L’ennemie jurée A 45 s’en sort mieux. Le train avant se montre plus vif. Le grip est exceptionnel, entre les pneus et la transmission intégrale. Mais le différentiel vectoriel n’est pas au meilleur de sa forme et aide peu à pivoter. Pour retrouver de l’angle en sortie, il faut déclencher le mode Drift, alors que le modèle testé en 2020 remuait simplement en coupant l’ESP. La Mercedes signe un excellent 1’23’’38, au nez et à la barbe du papillon SLS ou d’une M2.
Face à de tels chronos, la lourde Série 2 typée GT a de quoi complexer. Erreur, elle cache bien son jeu et est pleine de ressources. À commencer par un bel équilibre, qui minimise le sous-virage en entrée. Puis il faut contraindre l’arrière à se mouvoir sous peine d’être embarqué par le poids dans le transitoire. Comment ? En étant incisif au volant et en appuyant le freinage dégressif, avant de reprendre les gaz très tôt. La M240i peut aussi compter sur une excellente motricité : solide train arrière, réglages soft de suspension, pneus Michelin, autobloquant piloté et transmission intégrale. Le xDrive prouve ici son attachement à la propulsion et laisse même partir à la dérive en sortie. « On retrouve un bon équilibre BM’, un bel effet propulsion !
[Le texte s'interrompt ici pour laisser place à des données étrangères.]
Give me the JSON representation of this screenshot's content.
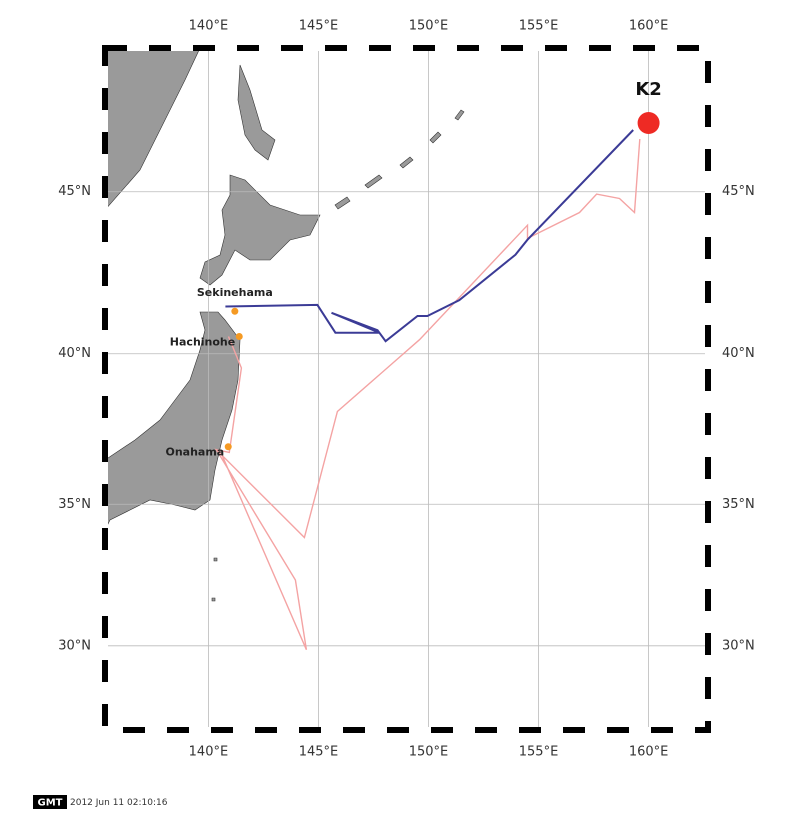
{
  "map": {
    "lonlim": [
      135.3,
      162.7
    ],
    "latlim": [
      26.9,
      49.1
    ],
    "lon_ticks": [
      {
        "value": 140,
        "label": "140°E"
      },
      {
        "value": 145,
        "label": "145°E"
      },
      {
        "value": 150,
        "label": "150°E"
      },
      {
        "value": 155,
        "label": "155°E"
      },
      {
        "value": 160,
        "label": "160°E"
      }
    ],
    "lat_ticks": [
      {
        "value": 30,
        "label": "30°N"
      },
      {
        "value": 35,
        "label": "35°N"
      },
      {
        "value": 40,
        "label": "40°N"
      },
      {
        "value": 45,
        "label": "45°N"
      }
    ],
    "grid": true,
    "tracks": [
      {
        "color": "#f4a3a3",
        "lon": [
          140.91,
          141.5,
          140.95,
          140.36,
          144.36,
          145.86,
          149.59,
          154.5,
          154.5,
          156.86,
          157.64,
          158.68,
          159.36,
          159.6,
          null,
          140.36,
          143.95,
          144.45,
          140.6
        ],
        "lat": [
          40.55,
          39.54,
          36.76,
          36.85,
          33.85,
          38.12,
          40.45,
          44.0,
          43.6,
          44.38,
          44.93,
          44.8,
          44.38,
          46.54,
          null,
          36.85,
          32.36,
          29.86,
          36.7
        ]
      },
      {
        "color": "#3b3b96",
        "lon": [
          140.77,
          144.95,
          145.77,
          147.77,
          145.59,
          147.68,
          148.05,
          149.5,
          149.95,
          151.4,
          153.95,
          154.5,
          159.3
        ],
        "lat": [
          41.5,
          41.55,
          40.67,
          40.67,
          41.3,
          40.75,
          40.4,
          41.2,
          41.2,
          41.7,
          43.1,
          43.56,
          46.8
        ]
      }
    ],
    "places": [
      {
        "name": "Sekinehama",
        "lon": 141.2,
        "lat": 41.35,
        "color": "#f59a23"
      },
      {
        "name": "Hachinohe",
        "lon": 141.4,
        "lat": 40.55,
        "color": "#f59a23"
      },
      {
        "name": "Onahama",
        "lon": 140.9,
        "lat": 36.95,
        "color": "#f59a23"
      },
      {
        "name": "K2",
        "lon": 160.0,
        "lat": 47.0,
        "color": "#ee2a24"
      }
    ]
  },
  "footer": {
    "logo": "GMT",
    "timestamp": "2012 Jun 11 02:10:16"
  }
}
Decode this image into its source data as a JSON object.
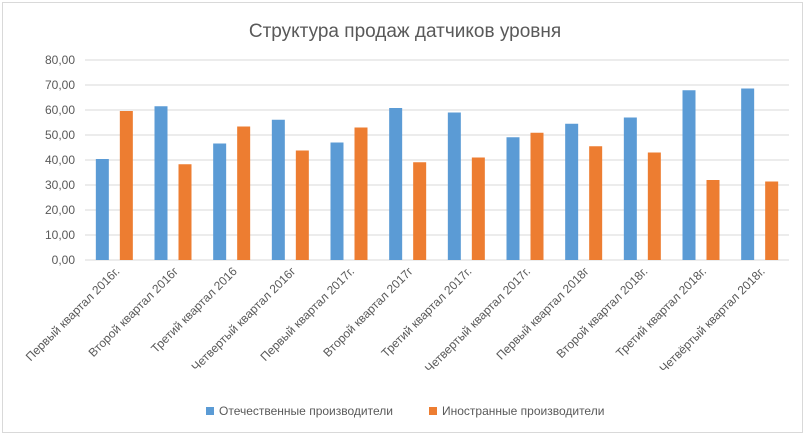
{
  "chart_data": {
    "type": "bar",
    "title": "Структура продаж датчиков уровня",
    "xlabel": "",
    "ylabel": "",
    "ylim": [
      0,
      80
    ],
    "yticks": [
      "0,00",
      "10,00",
      "20,00",
      "30,00",
      "40,00",
      "50,00",
      "60,00",
      "70,00",
      "80,00"
    ],
    "grid": true,
    "legend": "bottom",
    "categories": [
      "Первый квартал 2016г.",
      "Второй квартал 2016г",
      "Третий квартал 2016",
      "Четвертый квартал 2016г",
      "Первый квартал 2017г.",
      "Второй квартал 2017г",
      "Третий квартал 2017г.",
      "Четвертый квартал 2017г.",
      "Первый квартал 2018г",
      "Второй квартал 2018г.",
      "Третий квартал 2018г.",
      "Четвёртый квартал 2018г."
    ],
    "series": [
      {
        "name": "Отечественные производители",
        "color": "#5b9bd5",
        "values": [
          40.4,
          61.5,
          46.6,
          56.1,
          47.0,
          60.8,
          59.0,
          49.1,
          54.5,
          57.0,
          67.9,
          68.6
        ]
      },
      {
        "name": "Иностранные производители",
        "color": "#ed7d31",
        "values": [
          59.6,
          38.3,
          53.4,
          43.8,
          53.0,
          39.1,
          41.0,
          50.9,
          45.5,
          43.0,
          32.0,
          31.4
        ]
      }
    ]
  }
}
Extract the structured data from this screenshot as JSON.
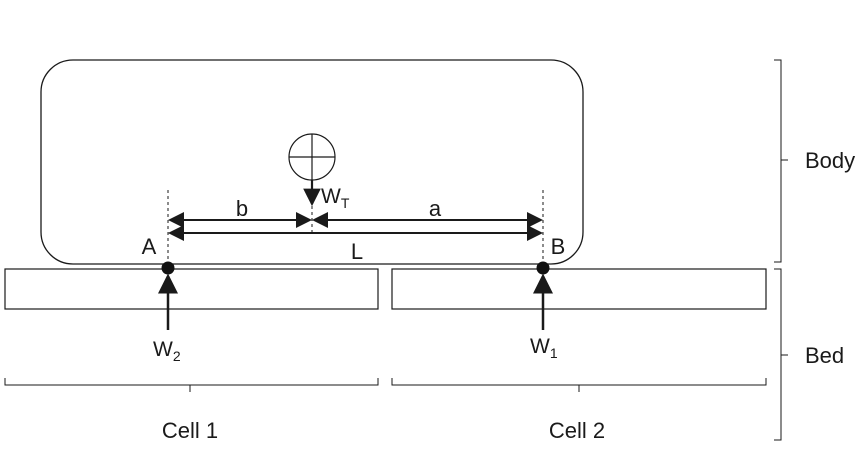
{
  "labels": {
    "body": "Body",
    "bed": "Bed",
    "cell_1": "Cell 1",
    "cell_2": "Cell 2",
    "point_a": "A",
    "point_b": "B",
    "dim_b": "b",
    "dim_a": "a",
    "dim_l": "L",
    "weight_total": "W",
    "weight_total_sub": "T",
    "reaction_a": "W",
    "reaction_a_sub": "2",
    "reaction_b": "W",
    "reaction_b_sub": "1"
  },
  "colors": {
    "stroke": "#1a1a1a",
    "background": "#ffffff"
  }
}
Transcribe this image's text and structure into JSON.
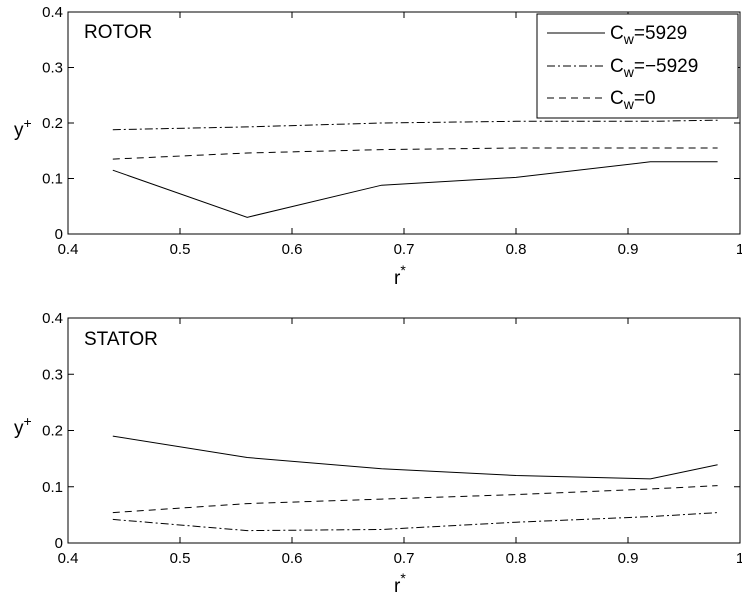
{
  "chart_data": [
    {
      "type": "line",
      "panel_label": "ROTOR",
      "xlabel_base": "r",
      "xlabel_sup": "*",
      "ylabel_base": "y",
      "ylabel_sup": "+",
      "xlim": [
        0.4,
        1.0
      ],
      "ylim": [
        0,
        0.4
      ],
      "xticks": [
        "0.4",
        "0.5",
        "0.6",
        "0.7",
        "0.8",
        "0.9",
        "1"
      ],
      "yticks": [
        "0",
        "0.1",
        "0.2",
        "0.3",
        "0.4"
      ],
      "grid": false,
      "legend": {
        "placement": "top-right",
        "entries": [
          {
            "base": "C",
            "sub": "w",
            "suffix": "=5929",
            "dash": "solid"
          },
          {
            "base": "C",
            "sub": "w",
            "suffix": "=−5929",
            "dash": "dashdot"
          },
          {
            "base": "C",
            "sub": "w",
            "suffix": "=0",
            "dash": "dashed"
          }
        ]
      },
      "x": [
        0.44,
        0.56,
        0.68,
        0.8,
        0.92,
        0.98
      ],
      "series": [
        {
          "name": "Cw=5929",
          "dash": "solid",
          "values": [
            0.115,
            0.03,
            0.088,
            0.102,
            0.13,
            0.13
          ]
        },
        {
          "name": "Cw=-5929",
          "dash": "dashdot",
          "values": [
            0.188,
            0.193,
            0.2,
            0.203,
            0.203,
            0.205
          ]
        },
        {
          "name": "Cw=0",
          "dash": "dashed",
          "values": [
            0.135,
            0.146,
            0.152,
            0.155,
            0.155,
            0.155
          ]
        }
      ]
    },
    {
      "type": "line",
      "panel_label": "STATOR",
      "xlabel_base": "r",
      "xlabel_sup": "*",
      "ylabel_base": "y",
      "ylabel_sup": "+",
      "xlim": [
        0.4,
        1.0
      ],
      "ylim": [
        0,
        0.4
      ],
      "xticks": [
        "0.4",
        "0.5",
        "0.6",
        "0.7",
        "0.8",
        "0.9",
        "1"
      ],
      "yticks": [
        "0",
        "0.1",
        "0.2",
        "0.3",
        "0.4"
      ],
      "grid": false,
      "x": [
        0.44,
        0.56,
        0.68,
        0.8,
        0.92,
        0.98
      ],
      "series": [
        {
          "name": "Cw=5929",
          "dash": "solid",
          "values": [
            0.19,
            0.152,
            0.132,
            0.12,
            0.114,
            0.139
          ]
        },
        {
          "name": "Cw=-5929",
          "dash": "dashdot",
          "values": [
            0.042,
            0.022,
            0.024,
            0.037,
            0.047,
            0.054
          ]
        },
        {
          "name": "Cw=0",
          "dash": "dashed",
          "values": [
            0.054,
            0.07,
            0.078,
            0.086,
            0.096,
            0.102
          ]
        }
      ]
    }
  ]
}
Le 6 cylindres est onctueux. Elle est bien tenue en suspension, elle fait petite M8. Il est possible de descendre sous les 1’24’’. Les pneus font fusibles et sont vite morts. » Ah, les méfaits du poids… Il n’empêche, la M240i signe un bon 1’24’’29, un temps de RS4, juste devant une A110 ou un coupé C 63 S AMG. De bon augure pour la future M2, attendue en fin d’année. À la surprise générale, au regard de la masse, les freins encaissent mieux le choc que les pneus. Le système acier manque juste de mordant mais se révèle costaud. L’attaque à la pédale séduit davantage chez les ennemies du jour, à égalité sur ce point alors que notre RS3 cache un coûteux dispositif carbone/céramique (5 850 €). Rappelons qu’il concerne seulement l’essieu avant et qu’Audi ose le mixer avec de petits disques à étrier flottant à l’arrière (comme la concurrence).